My first thought is that Gracie has finally had enough, that the Reverend’s death is the catalyst she’s been waiting for, the escape she’s longed for all these years. I imagine her chasing everybody out, leaving the Reverend’s body and Brody where they are, dousing the place from top to bottom with kerosene or spirits, then standing in the doorway, flaming rag in her hand. I see the light burning away the shadows on her grim face, making her seem young and innocent again. Then she tosses the rag, and the fire races across the floor and up the walls, a raging thing, but pure, and cleansing.

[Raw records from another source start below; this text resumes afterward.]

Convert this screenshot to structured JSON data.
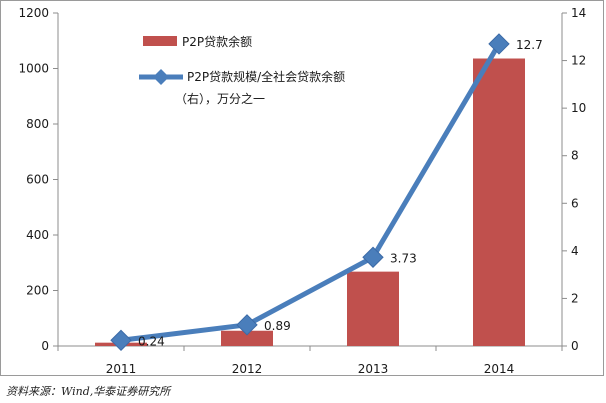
{
  "chart_data": {
    "type": "bar",
    "categories": [
      "2011",
      "2012",
      "2013",
      "2014"
    ],
    "series": [
      {
        "name": "P2P贷款余额",
        "type": "bar",
        "axis": "left",
        "color": "#C0504D",
        "values": [
          12,
          55,
          268,
          1036
        ]
      },
      {
        "name": "P2P贷款规模/全社会贷款余额",
        "name_line2": "（右），万分之一",
        "type": "line",
        "axis": "right",
        "color": "#4A7EBB",
        "marker": "diamond",
        "values": [
          0.24,
          0.89,
          3.73,
          12.7
        ],
        "data_labels": [
          "0.24",
          "0.89",
          "3.73",
          "12.7"
        ]
      }
    ],
    "y_left": {
      "min": 0,
      "max": 1200,
      "ticks": [
        "0",
        "200",
        "400",
        "600",
        "800",
        "1000",
        "1200"
      ]
    },
    "y_right": {
      "min": 0,
      "max": 14,
      "ticks": [
        "0",
        "2",
        "4",
        "6",
        "8",
        "10",
        "12",
        "14"
      ]
    },
    "grid": false,
    "legend_position": "top-left"
  },
  "source_note": "资料来源：Wind,华泰证券研究所"
}
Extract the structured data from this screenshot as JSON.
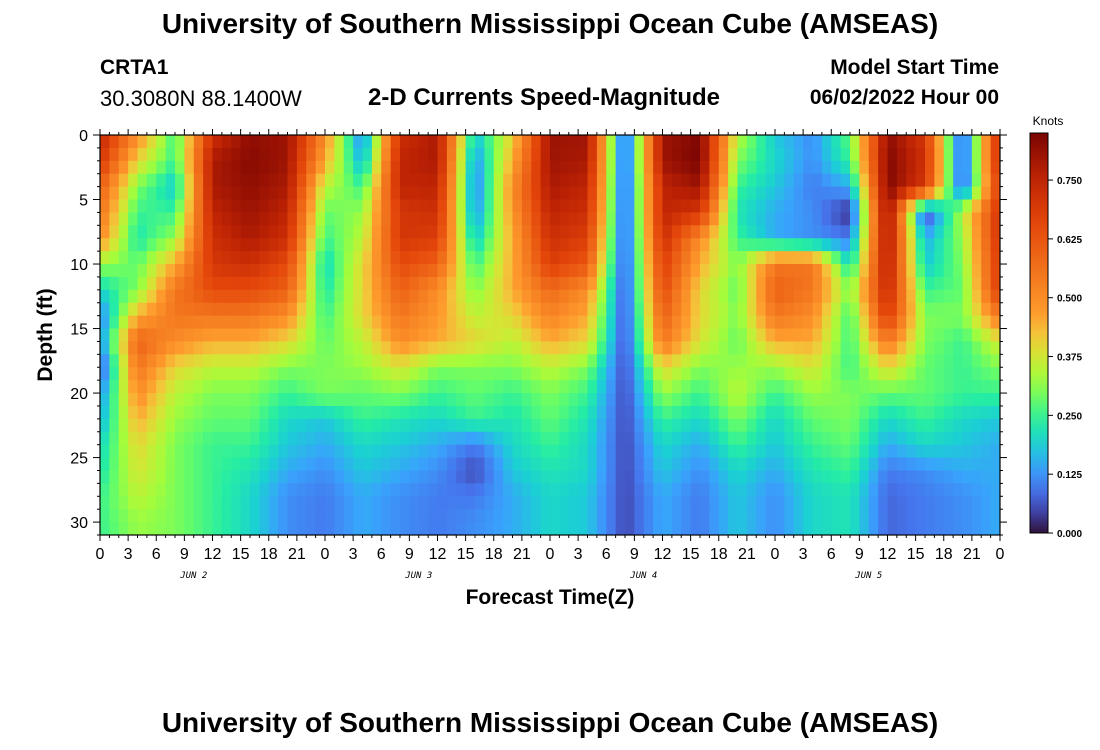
{
  "header": {
    "main_title": "University of Southern Mississippi Ocean Cube (AMSEAS)",
    "station_id": "CRTA1",
    "station_coords": "30.3080N  88.1400W",
    "plot_title": "2-D Currents Speed-Magnitude",
    "model_start_label": "Model Start Time",
    "model_start_value": "06/02/2022 Hour 00"
  },
  "footer": {
    "repeated_title": "University of Southern Mississippi Ocean Cube (AMSEAS)"
  },
  "chart_data": {
    "type": "heatmap",
    "title": "2-D Currents Speed-Magnitude",
    "xlabel": "Forecast Time(Z)",
    "ylabel": "Depth (ft)",
    "x_ticks": [
      "0",
      "3",
      "6",
      "9",
      "12",
      "15",
      "18",
      "21",
      "0",
      "3",
      "6",
      "9",
      "12",
      "15",
      "18",
      "21",
      "0",
      "3",
      "6",
      "9",
      "12",
      "15",
      "18",
      "21",
      "0",
      "3",
      "6",
      "9",
      "12",
      "15",
      "18",
      "21",
      "0"
    ],
    "x_hours_range": [
      0,
      96
    ],
    "date_labels": [
      {
        "label": "JUN 2",
        "hour": 10
      },
      {
        "label": "JUN 3",
        "hour": 34
      },
      {
        "label": "JUN 4",
        "hour": 58
      },
      {
        "label": "JUN 5",
        "hour": 82
      }
    ],
    "y_ticks": [
      0,
      5,
      10,
      15,
      20,
      25,
      30
    ],
    "ylim": [
      0,
      31
    ],
    "y_inverted": true,
    "colorbar": {
      "label": "Knots",
      "ticks": [
        "0.000",
        "0.125",
        "0.250",
        "0.375",
        "0.500",
        "0.625",
        "0.750"
      ],
      "range": [
        0,
        0.85
      ]
    },
    "grid_hours": [
      0,
      4,
      8,
      12,
      16,
      20,
      24,
      28,
      32,
      36,
      40,
      44,
      48,
      52,
      56,
      60,
      64,
      68,
      72,
      76,
      80,
      84,
      88,
      92,
      96
    ],
    "grid_depths": [
      0,
      2,
      4,
      6,
      8,
      10,
      12,
      14,
      16,
      18,
      20,
      22,
      24,
      26,
      28,
      30
    ],
    "values_knots": [
      [
        0.75,
        0.5,
        0.25,
        0.72,
        0.82,
        0.8,
        0.5,
        0.1,
        0.72,
        0.78,
        0.18,
        0.4,
        0.8,
        0.8,
        0.05,
        0.8,
        0.84,
        0.35,
        0.18,
        0.12,
        0.28,
        0.82,
        0.7,
        0.05,
        0.75
      ],
      [
        0.7,
        0.4,
        0.25,
        0.78,
        0.83,
        0.8,
        0.45,
        0.15,
        0.75,
        0.78,
        0.12,
        0.45,
        0.8,
        0.78,
        0.05,
        0.8,
        0.85,
        0.3,
        0.2,
        0.12,
        0.25,
        0.84,
        0.72,
        0.05,
        0.75
      ],
      [
        0.6,
        0.3,
        0.18,
        0.78,
        0.82,
        0.78,
        0.35,
        0.25,
        0.75,
        0.75,
        0.1,
        0.5,
        0.78,
        0.75,
        0.05,
        0.75,
        0.8,
        0.25,
        0.18,
        0.1,
        0.15,
        0.84,
        0.7,
        0.05,
        0.7
      ],
      [
        0.55,
        0.25,
        0.25,
        0.75,
        0.8,
        0.75,
        0.28,
        0.32,
        0.7,
        0.72,
        0.12,
        0.48,
        0.75,
        0.72,
        0.05,
        0.75,
        0.7,
        0.22,
        0.15,
        0.12,
        0.02,
        0.82,
        0.03,
        0.35,
        0.72
      ],
      [
        0.5,
        0.22,
        0.32,
        0.72,
        0.78,
        0.72,
        0.25,
        0.35,
        0.7,
        0.68,
        0.18,
        0.45,
        0.72,
        0.68,
        0.05,
        0.72,
        0.5,
        0.25,
        0.15,
        0.12,
        0.1,
        0.8,
        0.15,
        0.32,
        0.72
      ],
      [
        0.32,
        0.28,
        0.45,
        0.7,
        0.72,
        0.65,
        0.2,
        0.4,
        0.65,
        0.6,
        0.25,
        0.45,
        0.68,
        0.62,
        0.05,
        0.68,
        0.45,
        0.3,
        0.55,
        0.55,
        0.2,
        0.78,
        0.18,
        0.3,
        0.7
      ],
      [
        0.2,
        0.3,
        0.55,
        0.65,
        0.65,
        0.6,
        0.22,
        0.4,
        0.6,
        0.5,
        0.3,
        0.45,
        0.58,
        0.5,
        0.05,
        0.65,
        0.4,
        0.28,
        0.6,
        0.55,
        0.3,
        0.75,
        0.25,
        0.28,
        0.7
      ],
      [
        0.1,
        0.45,
        0.55,
        0.55,
        0.55,
        0.5,
        0.25,
        0.4,
        0.55,
        0.48,
        0.35,
        0.4,
        0.52,
        0.45,
        0.05,
        0.6,
        0.4,
        0.3,
        0.55,
        0.5,
        0.25,
        0.7,
        0.3,
        0.3,
        0.55
      ],
      [
        0.12,
        0.6,
        0.5,
        0.45,
        0.45,
        0.4,
        0.28,
        0.35,
        0.5,
        0.45,
        0.4,
        0.35,
        0.45,
        0.4,
        0.05,
        0.55,
        0.38,
        0.28,
        0.45,
        0.45,
        0.25,
        0.55,
        0.3,
        0.25,
        0.38
      ],
      [
        0.05,
        0.55,
        0.4,
        0.35,
        0.35,
        0.3,
        0.3,
        0.32,
        0.38,
        0.3,
        0.3,
        0.3,
        0.35,
        0.3,
        0.05,
        0.4,
        0.3,
        0.32,
        0.32,
        0.38,
        0.25,
        0.4,
        0.28,
        0.25,
        0.3
      ],
      [
        0.12,
        0.5,
        0.35,
        0.3,
        0.3,
        0.25,
        0.3,
        0.28,
        0.3,
        0.25,
        0.28,
        0.25,
        0.3,
        0.25,
        0.05,
        0.32,
        0.25,
        0.35,
        0.25,
        0.32,
        0.3,
        0.28,
        0.28,
        0.25,
        0.25
      ],
      [
        0.15,
        0.45,
        0.32,
        0.28,
        0.28,
        0.2,
        0.18,
        0.25,
        0.22,
        0.2,
        0.25,
        0.22,
        0.28,
        0.22,
        0.05,
        0.25,
        0.2,
        0.3,
        0.2,
        0.28,
        0.3,
        0.2,
        0.25,
        0.2,
        0.18
      ],
      [
        0.2,
        0.4,
        0.3,
        0.25,
        0.25,
        0.18,
        0.15,
        0.2,
        0.18,
        0.15,
        0.1,
        0.2,
        0.25,
        0.2,
        0.05,
        0.2,
        0.15,
        0.25,
        0.18,
        0.25,
        0.28,
        0.15,
        0.2,
        0.18,
        0.15
      ],
      [
        0.22,
        0.38,
        0.3,
        0.25,
        0.22,
        0.15,
        0.12,
        0.18,
        0.15,
        0.12,
        0.05,
        0.18,
        0.22,
        0.2,
        0.05,
        0.18,
        0.12,
        0.2,
        0.15,
        0.22,
        0.25,
        0.1,
        0.12,
        0.15,
        0.15
      ],
      [
        0.25,
        0.35,
        0.3,
        0.25,
        0.2,
        0.12,
        0.1,
        0.15,
        0.12,
        0.1,
        0.1,
        0.15,
        0.2,
        0.18,
        0.05,
        0.15,
        0.1,
        0.18,
        0.12,
        0.2,
        0.22,
        0.08,
        0.1,
        0.12,
        0.15
      ],
      [
        0.25,
        0.32,
        0.3,
        0.25,
        0.2,
        0.12,
        0.1,
        0.15,
        0.12,
        0.1,
        0.12,
        0.15,
        0.2,
        0.18,
        0.05,
        0.15,
        0.1,
        0.18,
        0.12,
        0.2,
        0.22,
        0.08,
        0.1,
        0.12,
        0.15
      ]
    ]
  }
}
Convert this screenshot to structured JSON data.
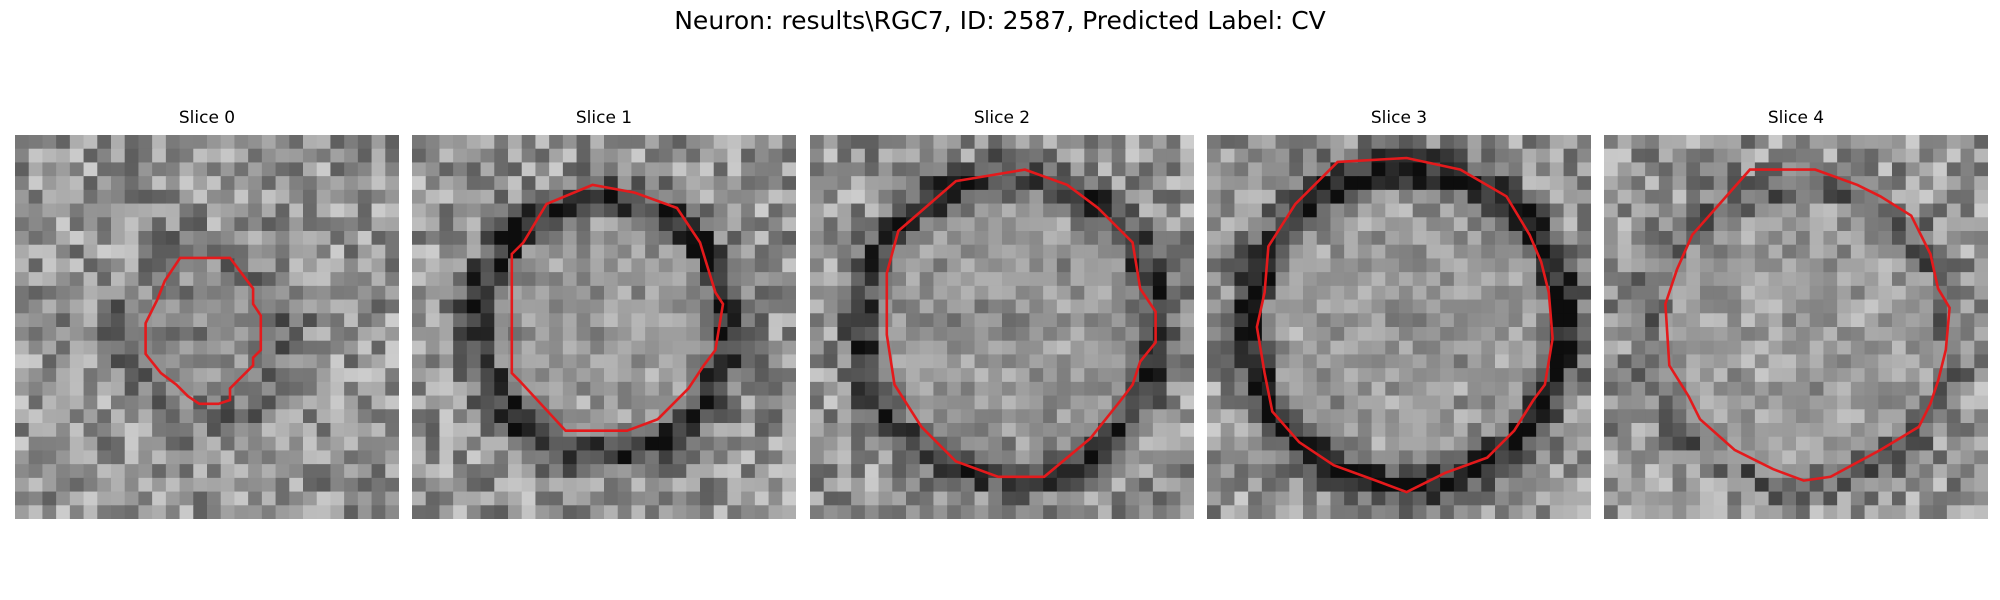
{
  "figure": {
    "title": "Neuron: results\\RGC7, ID: 2587, Predicted Label: CV"
  },
  "contour_color": "#e41a1c",
  "panels": [
    {
      "title": "Slice 0",
      "seed": 11,
      "ring_center": [
        0.5,
        0.52
      ],
      "ring_radius": 0.22,
      "ring_strength": 0.15,
      "interior_level": 0.46,
      "contour": [
        [
          0.43,
          0.32
        ],
        [
          0.56,
          0.32
        ],
        [
          0.62,
          0.4
        ],
        [
          0.62,
          0.44
        ],
        [
          0.64,
          0.47
        ],
        [
          0.64,
          0.56
        ],
        [
          0.62,
          0.58
        ],
        [
          0.62,
          0.6
        ],
        [
          0.56,
          0.66
        ],
        [
          0.56,
          0.69
        ],
        [
          0.53,
          0.7
        ],
        [
          0.48,
          0.7
        ],
        [
          0.45,
          0.68
        ],
        [
          0.42,
          0.65
        ],
        [
          0.38,
          0.62
        ],
        [
          0.34,
          0.57
        ],
        [
          0.34,
          0.49
        ],
        [
          0.37,
          0.43
        ],
        [
          0.39,
          0.38
        ]
      ]
    },
    {
      "title": "Slice 1",
      "seed": 23,
      "ring_center": [
        0.5,
        0.5
      ],
      "ring_radius": 0.33,
      "ring_strength": 0.42,
      "interior_level": 0.62,
      "contour": [
        [
          0.35,
          0.18
        ],
        [
          0.47,
          0.13
        ],
        [
          0.58,
          0.15
        ],
        [
          0.69,
          0.19
        ],
        [
          0.75,
          0.28
        ],
        [
          0.79,
          0.41
        ],
        [
          0.81,
          0.44
        ],
        [
          0.79,
          0.56
        ],
        [
          0.76,
          0.6
        ],
        [
          0.72,
          0.66
        ],
        [
          0.64,
          0.74
        ],
        [
          0.56,
          0.77
        ],
        [
          0.51,
          0.77
        ],
        [
          0.4,
          0.77
        ],
        [
          0.28,
          0.64
        ],
        [
          0.26,
          0.62
        ],
        [
          0.26,
          0.31
        ],
        [
          0.29,
          0.28
        ]
      ]
    },
    {
      "title": "Slice 2",
      "seed": 37,
      "ring_center": [
        0.52,
        0.5
      ],
      "ring_radius": 0.39,
      "ring_strength": 0.4,
      "interior_level": 0.58,
      "contour": [
        [
          0.38,
          0.12
        ],
        [
          0.56,
          0.09
        ],
        [
          0.67,
          0.13
        ],
        [
          0.75,
          0.19
        ],
        [
          0.84,
          0.28
        ],
        [
          0.86,
          0.4
        ],
        [
          0.9,
          0.46
        ],
        [
          0.9,
          0.54
        ],
        [
          0.86,
          0.59
        ],
        [
          0.84,
          0.65
        ],
        [
          0.81,
          0.69
        ],
        [
          0.73,
          0.79
        ],
        [
          0.61,
          0.89
        ],
        [
          0.49,
          0.89
        ],
        [
          0.38,
          0.85
        ],
        [
          0.29,
          0.76
        ],
        [
          0.22,
          0.65
        ],
        [
          0.2,
          0.52
        ],
        [
          0.2,
          0.36
        ],
        [
          0.23,
          0.25
        ]
      ]
    },
    {
      "title": "Slice 3",
      "seed": 53,
      "ring_center": [
        0.52,
        0.5
      ],
      "ring_radius": 0.41,
      "ring_strength": 0.5,
      "interior_level": 0.62,
      "contour": [
        [
          0.34,
          0.07
        ],
        [
          0.52,
          0.06
        ],
        [
          0.66,
          0.09
        ],
        [
          0.78,
          0.16
        ],
        [
          0.84,
          0.26
        ],
        [
          0.87,
          0.33
        ],
        [
          0.89,
          0.41
        ],
        [
          0.9,
          0.53
        ],
        [
          0.88,
          0.65
        ],
        [
          0.85,
          0.69
        ],
        [
          0.8,
          0.77
        ],
        [
          0.73,
          0.84
        ],
        [
          0.62,
          0.88
        ],
        [
          0.52,
          0.93
        ],
        [
          0.44,
          0.9
        ],
        [
          0.33,
          0.86
        ],
        [
          0.24,
          0.8
        ],
        [
          0.17,
          0.72
        ],
        [
          0.15,
          0.62
        ],
        [
          0.13,
          0.5
        ],
        [
          0.15,
          0.41
        ],
        [
          0.16,
          0.29
        ],
        [
          0.23,
          0.18
        ]
      ]
    },
    {
      "title": "Slice 4",
      "seed": 71,
      "ring_center": [
        0.51,
        0.52
      ],
      "ring_radius": 0.39,
      "ring_strength": 0.18,
      "interior_level": 0.65,
      "contour": [
        [
          0.38,
          0.09
        ],
        [
          0.55,
          0.09
        ],
        [
          0.66,
          0.13
        ],
        [
          0.72,
          0.16
        ],
        [
          0.8,
          0.21
        ],
        [
          0.85,
          0.31
        ],
        [
          0.87,
          0.4
        ],
        [
          0.9,
          0.45
        ],
        [
          0.89,
          0.56
        ],
        [
          0.87,
          0.64
        ],
        [
          0.85,
          0.7
        ],
        [
          0.82,
          0.76
        ],
        [
          0.72,
          0.82
        ],
        [
          0.59,
          0.89
        ],
        [
          0.52,
          0.9
        ],
        [
          0.44,
          0.87
        ],
        [
          0.34,
          0.82
        ],
        [
          0.25,
          0.74
        ],
        [
          0.22,
          0.68
        ],
        [
          0.17,
          0.6
        ],
        [
          0.16,
          0.44
        ],
        [
          0.19,
          0.35
        ],
        [
          0.23,
          0.26
        ]
      ]
    }
  ]
}
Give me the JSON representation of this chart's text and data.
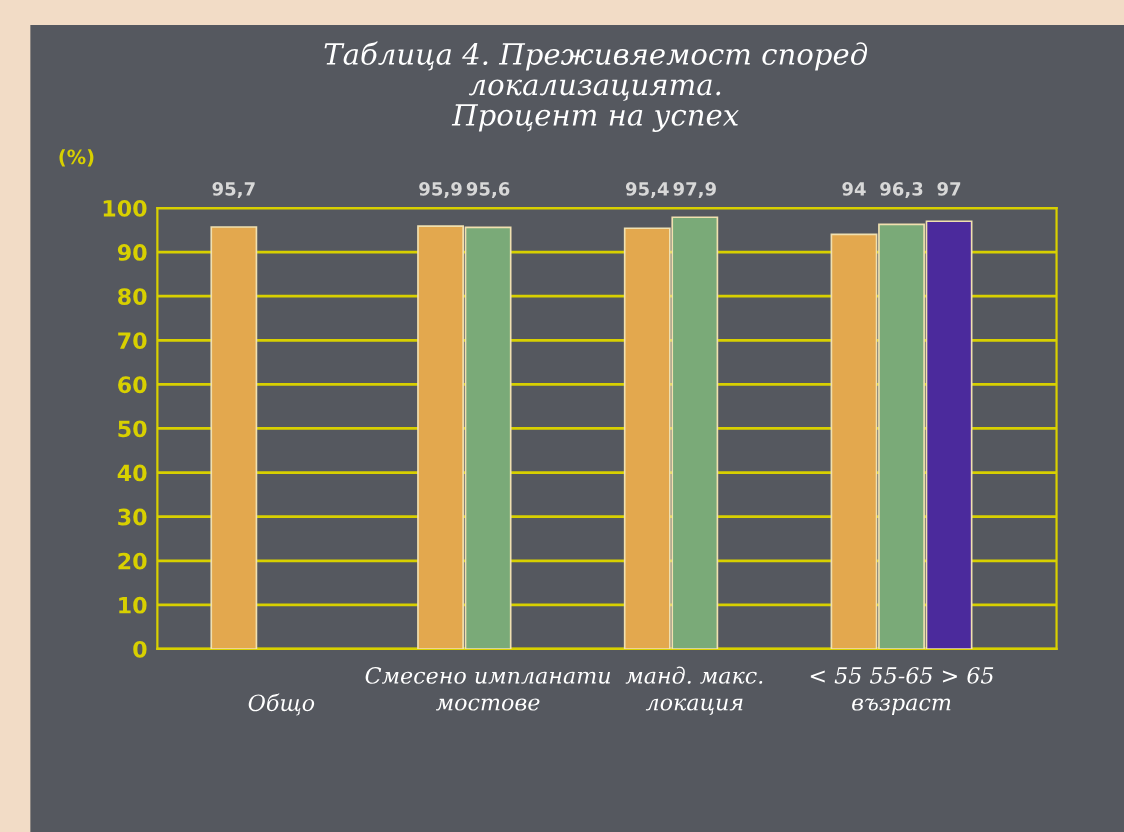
{
  "chart_data": {
    "type": "bar",
    "title": "Таблица 4. Преживяемост според\nлокализацията.\nПроцент на успех",
    "ylabel": "(%)",
    "categories": [
      "Общо",
      "мостове",
      "локация",
      "възраст"
    ],
    "annotations": [
      "Смесено импланати",
      "манд. макс.",
      "< 55 55-65 > 65"
    ],
    "series": [
      {
        "color": "#e3a84e",
        "values": [
          95.7,
          95.9,
          95.4,
          94
        ],
        "value_labels": [
          "95,7",
          "95,9",
          "95,4",
          "94"
        ]
      },
      {
        "color": "#7aaa78",
        "values": [
          null,
          95.6,
          97.9,
          96.3
        ],
        "value_labels": [
          null,
          "95,6",
          "97,9",
          "96,3"
        ]
      },
      {
        "color": "#4b2a9c",
        "values": [
          null,
          null,
          null,
          97
        ],
        "value_labels": [
          null,
          null,
          null,
          "97"
        ]
      }
    ],
    "ylim": [
      0,
      100
    ],
    "yticks": [
      0,
      10,
      20,
      30,
      40,
      50,
      60,
      70,
      80,
      90,
      100
    ],
    "grid": "y",
    "legend": false
  }
}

But as I watch the lithe silhouette of my son racing toward the inferno, I remember what I thought when I stood in there looking down at Hill’s body, waiting for him to suddenly resurrect himself. Cold dread grips my heart. Is this the surprise we expected from him? Did he burst into flame moments after Kyle and me left the bar? I picture his almost headless corpse erupting into bright searing flame, claiming the lives of those standing nearest him first before they’re even aware what’s happening, then spreading out and cooking the rest as they try to escape.

And then I think of Cobb.

I pull the truck to a halt in the parking lot. Flames rise up, licking the sky; the rain falls down. Glass shatters in the heat and I have to shield my face. Not before my eyebrows are singed away.

Kyle is not alone, and his company is not a decapitated burning thing. I make my way over, all but blinded by the light from the fire. It isn’t until I’m right there next to Kyle that I see it’s Cadaver who’s with him. His eyes are narrowed against the glare, but still there’s an odd look on his hollow face, almost like reverence.